Munich parties as Dortmund mourns in divided Germany
May 27, 2013
Bayern Munich players celebrating their UEFA Champions League victory over Borussia Dortmund in London... on Saturday.
| credits: AFP
Bayern Munich fans celebrated long into
the night after their team’s 2-1 Champions League triumph over Dortmund
at Wembley on Saturday ensured two defeats in the previous three finals
were quickly forgotten.
More than 40,000 Bayern fans erupted in
delirious joy when Arjen Robben scored the 89th minute winner as they
watched the match on a chilly, wet night at a special public viewing
event set up on Munich’s Oktoberfest grounds.
Another 50,000 Bayern supporters
watching on video screens at Bayern Munich’s Allianz Arena were finally
able to celebrate after the Dutch forward rescued them from the prospect
of another heartbreaking defeat on Europe’s biggest stage.
Many stormed the vacant pitch to proclaim the famous victory and tear up sods of turf as souvenirs.
“It’s superb and I feel so relieved,”
said Marco Goering, who had joined thousands of fans on Munich’s
fashionable Leopoldstrasse in a spontaneous midnight rally.
“It’s an overwhelming feeling.

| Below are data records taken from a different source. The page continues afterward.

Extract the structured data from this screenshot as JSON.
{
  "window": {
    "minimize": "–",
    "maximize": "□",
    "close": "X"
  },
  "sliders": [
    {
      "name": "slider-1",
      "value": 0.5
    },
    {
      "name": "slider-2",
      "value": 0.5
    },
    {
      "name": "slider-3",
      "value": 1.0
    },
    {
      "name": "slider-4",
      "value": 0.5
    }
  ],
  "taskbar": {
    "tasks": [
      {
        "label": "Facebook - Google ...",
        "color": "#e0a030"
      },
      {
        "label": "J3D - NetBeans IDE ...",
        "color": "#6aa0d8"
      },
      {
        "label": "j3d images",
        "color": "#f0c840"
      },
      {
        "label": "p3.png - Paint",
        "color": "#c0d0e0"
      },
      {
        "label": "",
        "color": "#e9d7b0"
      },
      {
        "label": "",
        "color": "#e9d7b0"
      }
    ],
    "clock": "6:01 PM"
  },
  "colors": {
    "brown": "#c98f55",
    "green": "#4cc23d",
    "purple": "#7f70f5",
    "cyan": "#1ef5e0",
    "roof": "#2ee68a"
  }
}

Three
finals in four years. It’s a fantastic feeling to see how the fans are
going crazy here, a great feeling.”
Singing, dancing and slapping each other
on the back, many fans offered their own rendition of the Queen song
“We Are The Champions” as well as traditional fan chants praising
Bayern.
The mood was entirely different 600-km
to the north in Dortmund, a former mining town about as far away from
the glitzy and cosmopolitan world of Munich that you can get in a
country where opinion was divided on who was the popular choice in the
all-German final.
The match began well for the thousands
of Dortmund fans packed into the Friedensplatz square in their black and
yellow jerseys after the team dominated their loathed opponents for
much of the first half.
Joy turned to despair when Munich scored
after an hour before a deafening roar greeted Dortmund’s equaliser in
the 68th minute, reviving memories of Bayern’s squandering of a 1-0 lead
in last year’s final before losing on penalties to Chelsea.